Aprovada em 2025, a lei tem potencial de diminuir penas de pessoas condenadas pelos ataques às sedes dos Três Poderes em Brasília. Entre os possíveis beneficiados está Bolsonaro, que cumpre pena de 27 anos e três meses de prisão por seu envolvimento na trama golpista.
Veto, derrota no Congresso e suspensão no STF
O presidente Lula vetou a lei por completo, mas o Congresso Nacional derrubou parte desse veto. Com isso, a norma acabou promulgada pelo Poder Legislativo. Partidos políticos e entidades da sociedade civil, então, recorreram ao Supremo para contestar as novas regras.
Relator do caso, o ministro Alexandre de Moraes decidiu suspender os efeitos da lei em maio. Para ele, era preciso esperar o plenário da Corte analisar o assunto com calma antes de a norma passar a valer. Agora que a PGR enviou seu parecer, o processo está liberado para ser julgado pelos demais ministros.

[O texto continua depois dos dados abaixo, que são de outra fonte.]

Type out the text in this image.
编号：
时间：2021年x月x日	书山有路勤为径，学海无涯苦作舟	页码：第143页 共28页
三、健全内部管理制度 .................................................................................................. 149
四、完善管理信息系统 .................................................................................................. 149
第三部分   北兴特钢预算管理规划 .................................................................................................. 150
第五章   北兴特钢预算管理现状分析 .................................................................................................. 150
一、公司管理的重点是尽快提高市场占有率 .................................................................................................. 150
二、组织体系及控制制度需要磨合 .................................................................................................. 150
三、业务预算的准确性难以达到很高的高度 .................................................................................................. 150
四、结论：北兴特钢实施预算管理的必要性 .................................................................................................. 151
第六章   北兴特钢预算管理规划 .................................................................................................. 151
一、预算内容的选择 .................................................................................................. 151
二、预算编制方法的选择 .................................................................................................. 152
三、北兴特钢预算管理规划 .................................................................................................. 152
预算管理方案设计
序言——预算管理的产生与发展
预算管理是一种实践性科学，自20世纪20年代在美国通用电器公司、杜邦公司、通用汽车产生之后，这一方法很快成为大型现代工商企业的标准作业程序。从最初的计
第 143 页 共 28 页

Para PGR, não há indício claro de manobra
No documento enviado ao STF, Gonet evita dar uma opinião fechada sobre o mérito da lei. Ele afirma que, neste momento, não há elementos suficientes para a PGR concluir que o texto foi criado de propósito para favorecer presos do 8 de janeiro.
O procurador-geral lembra que é normal o Congresso criar leis influenciadas por fatos recentes e debates públicos. Isso, por si só, não torna a norma inconstitucional ou indevida.
Lei não seria uma anistia disfarçada, avalia procurador
Um dos argumentos usados por quem questiona a lei no STF é que ela funcionaria como uma anistia disfarçada para os condenados golpistas. Gonet rebate essa tese. Segundo ele, a norma não apaga os crimes nem cancela condenações já dadas pela Justiça.
Para o procurador-geral, mesmo que a lei traga vantagens para alguns presos, isso não é suficiente para classificá-la como um ato de perdão incompatível com a Constituição.
Processo legislativo também é defendido pela PGR
Outro ponto levantado contra a lei era a forma como ela passou pelo Congresso. A PGR avalia que a alteração feita pelo Senado apenas deixou mais clara uma versão que já havia sido aprovada na Câmara dos Deputados, sem irregularidade no rito.
A Procuradoria também não vê problema no fato de o veto presidencial ter sido derrubado apenas parcialmente. Segundo Gonet, não cabe ao Judiciário intervir em decisões do Congresso sobre questões que a Constituição não regula de forma específica.
Reavaliação de penas é prerrogativa do Congresso, diz parecer
Por fim, o parecer da PGR destaca que a Constituição não impede que deputados e senadores revisem, por razões de política criminal, o tratamento penal dado a determinados crimes. Com a manifestação da Procuradoria-Geral da República entregue, o caso segue agora para julgamento pelo plenário do Supremo Tribunal Federal.